Jokowi, lanjut Bambang, menyampaikan dibutuhkan lahan seluas 40 ribu hektar untuk wilayah ibu kota negara baru. Jokowi juga mengungkapkan ada tiga daerah yang luasnya memenuhi syarat minimal tersebut yang siap dibangun.
"Dalam diskusi kecil sambil menunggu Azan Magrib bersama Wapres, Ketua MPR, Ketua DPD dan saya sebagai Ketua DPR, Presiden menjelaskan dibutuhkan paling sedikit luas lahan 40.000 hektar untuk ibu kota negara yang baru. Bahkan Presiden menyampaikan sudah ada lahan milik negara di tiga daerah dengan luas 80.000 hektar, 120.000 hektar, dan 300.000 hektar yang siap dibangun," kata Bambang.
Ia masih menyampaikan penjelasan Jokowi terkait proyek pembangunan ibu kota baru yang akan diserahkan ke BUMN dan pihak swasta agar tak membebani APBN.

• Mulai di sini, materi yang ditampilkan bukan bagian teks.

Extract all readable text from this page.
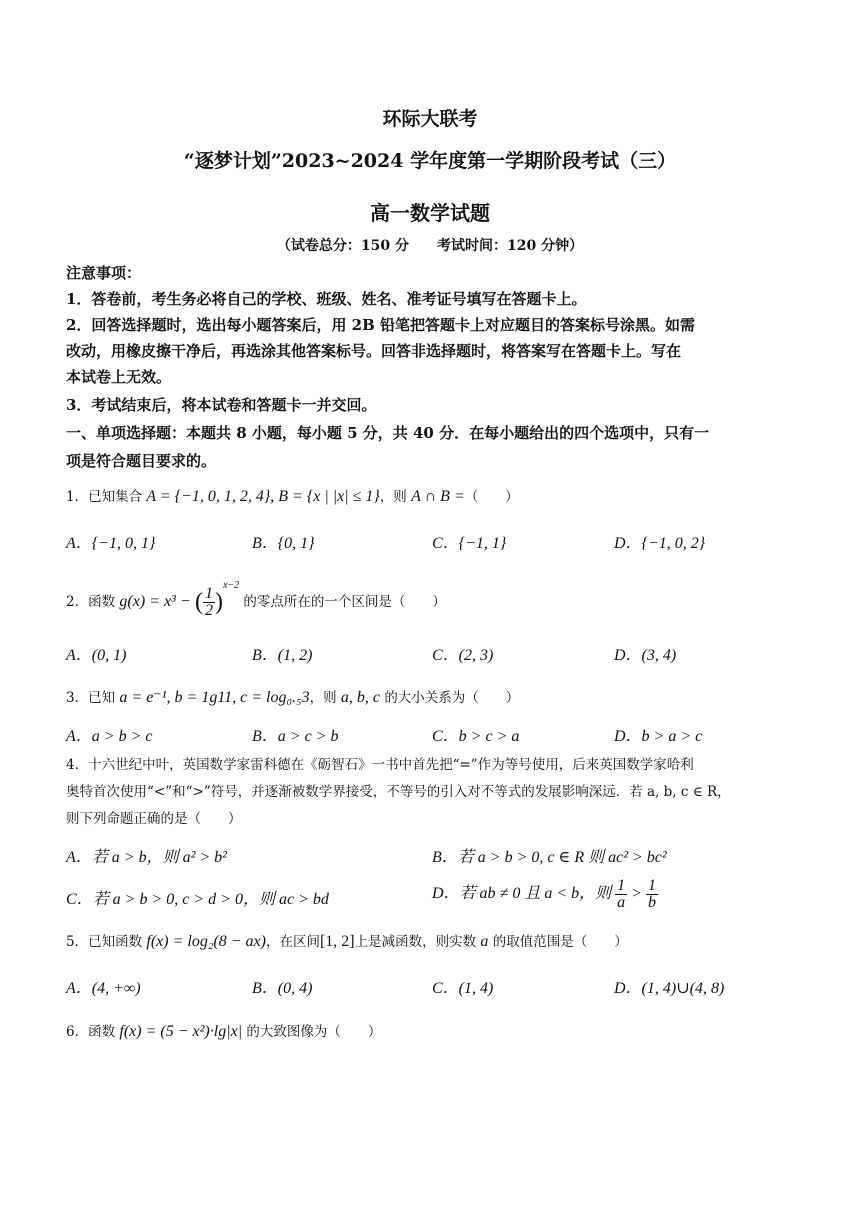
环际大联考
“逐梦计划”2023~2024 学年度第一学期阶段考试（三）
高一数学试题
（试卷总分：150 分　　考试时间：120 分钟）
注意事项：
1．答卷前，考生务必将自己的学校、班级、姓名、准考证号填写在答题卡上。
2．回答选择题时，选出每小题答案后，用 2B 铅笔把答题卡上对应题目的答案标号涂黑。如需
改动，用橡皮擦干净后，再选涂其他答案标号。回答非选择题时，将答案写在答题卡上。写在
本试卷上无效。
3．考试结束后，将本试卷和答题卡一并交回。
一、单项选择题：本题共 8 小题，每小题 5 分，共 40 分．在每小题给出的四个选项中，只有一
项是符合题目要求的。
1．已知集合 A = {−1, 0, 1, 2, 4}, B = {x | |x| ≤ 1}，则 A ∩ B =（　　）
A．{−1, 0, 1}	B．{0, 1}	C．{−1, 1}	D．{−1, 0, 2}
2．函数 g(x) = x³ − ( $\frac{1}{2} )^{x-2}$ 的零点所在的一个区间是（　　）
A．(0, 1)	B．(1, 2)	C．(2, 3)	D．(3, 4)
3．已知 a = e⁻¹, b = 1g11, c = log₀.₅3，则 a, b, c 的大小关系为（　　）
A．a > b > c	B．a > c > b	C．b > c > a	D．b > a > c
4．十六世纪中叶，英国数学家雷科德在《砺智石》一书中首先把“=”作为等号使用，后来英国数学家哈利
奥特首次使用“<”和“>”符号，并逐渐被数学界接受，不等号的引入对不等式的发展影响深远．若 a, b, c ∈ R，
则下列命题正确的是（　　）
A．若 a > b，则 a² > b²	B．若 a > b > 0, c ∈ R 则 ac² > bc²
C．若 a > b > 0, c > d > 0，则 ac > bd	D．若 ab ≠ 0 且 a < b，则 $\frac{1}{a} > \frac{1}{b}$
5．已知函数 f(x) = log₂(8 − ax)，在区间[1, 2]上是减函数，则实数 a 的取值范围是（　　）
A．(4, +∞)	B．(0, 4)	C．(1, 4)	D．(1, 4)∪(4, 8)
6．函数 f(x) = (5 − x²)·lg|x| 的大致图像为（　　）
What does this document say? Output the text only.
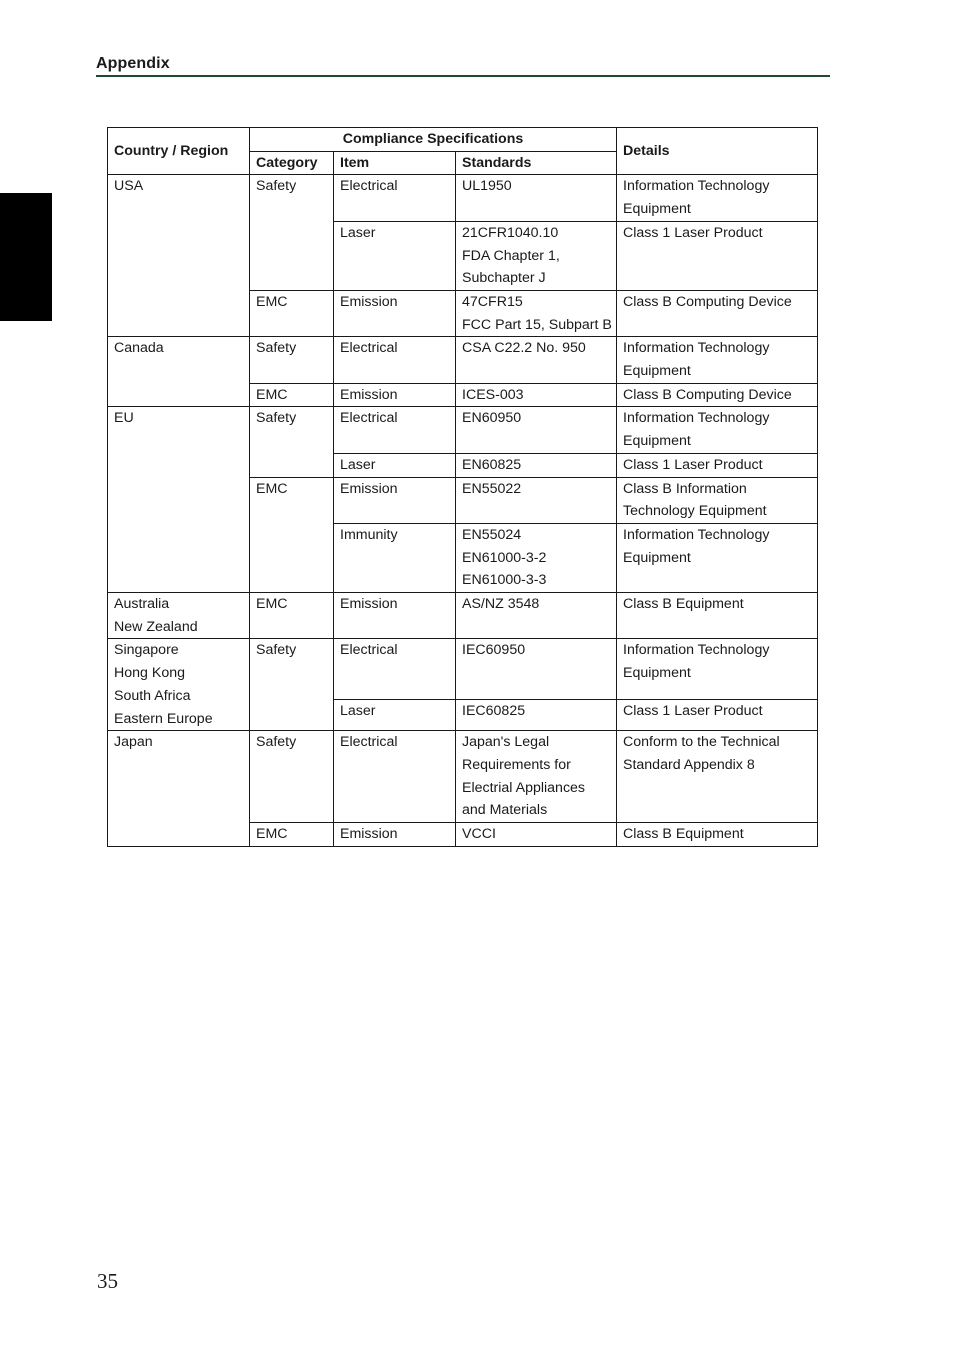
Appendix
Country / Region	Compliance Specifications			Details
	Category	Item	Standards	

USA	Safety	Electrical	UL1950	Information Technology
Equipment

		Laser	21CFR1040.10
FDA Chapter 1,
Subchapter J	Class 1 Laser Product

	EMC	Emission	47CFR15
FCC Part 15, Subpart B	Class B Computing Device

Canada	Safety	Electrical	CSA C22.2 No. 950	Information Technology
Equipment

	EMC	Emission	ICES-003	Class B Computing Device

EU	Safety	Electrical	EN60950	Information Technology
Equipment

		Laser	EN60825	Class 1 Laser Product

	EMC	Emission	EN55022	Class B Information
Technology Equipment

		Immunity	EN55024
EN61000-3-2
EN61000-3-3	Information Technology
Equipment

Australia
New Zealand	EMC	Emission	AS/NZ 3548	Class B Equipment

Singapore
Hong Kong
South Africa
Eastern Europe	Safety	Electrical	IEC60950	Information Technology
Equipment

		Laser	IEC60825	Class 1 Laser Product

Japan	Safety	Electrical	Japan's Legal
Requirements for
Electrial Appliances
and Materials	Conform to the Technical
Standard Appendix 8

	EMC	Emission	VCCI	Class B Equipment
35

"Intinya kita membangun kota baru dan pusat pemerintahan di lokasi yang tidak jauh dari kota yang sudah fungsional atau aktif sebelumnya. Semua nanti, kata presiden akan dikerjakan oleh BUMN dan swasta sehingga tidak membebani APBN," ucapnya.
Bambang menuturkan ibu kota baru tidak akan berada jauh dari kota yang sudah aktif secara fungsional sehingga tidak perlu lagi ada pembangunan objek-objek transportasi vital seperti bandara dan pelabuhan.
"Sehingga kita tidak perlu membangun bandara baru, kalau wilayahnya di pinggir pantai tidak perlu bangun pelabuhan baru. Dari hasil kajian Bappenas, dana yang dibutuhkan total kira-kira Rp 480 triliun," tambahnya.
Politisi dari Partai Golkar ini menjelaskan hasil kajian pemindahan ibu kota negara yang telah dirumuskan oleh Kementerian Perencanaan Pembangunan Nasional/Badan Perencanaan Pembangunan Nasional akan dibahas secara mendalam dalam rapat kerja dengan berbagai komisi di DPR RI. Dalam rapat, Bambang mengatakan DPR dan Pemerintah akan saling mengoreksi dan bersaran.
"Rabu, 8 Mei 2019 nanti DPR RI akan kembali membuka masa persidangan. Rencana pemindahan ibu kota negara harus dibahas secara komprehensif dalam rapat kerja pemerintah dengan komisi terkait di DPR RI, agar tidak ada yang terlewatkan. Sehingga kita bisa saling mengoreksi dan memberikan masukan. Selain itu juga berkaitan dengan Undang-Undang Daerah Khusus Ibu Kota, yang saat ini dimiliki oleh Jakarta. Jika jadi dipindah, undang-undang tersebut tentu akan mengalami penyesuaian terhadap daerah baru yang dijadikan ibu kota negara," jelasnya.
Menurut Bambang, keseriusan pemerintahan Jokowi merealisasikan memindahkan ibu kota negara patut diapresiasi karena membuktikan komitmen Jokowi dalam meratakan pembangunan dan pertumbuhan.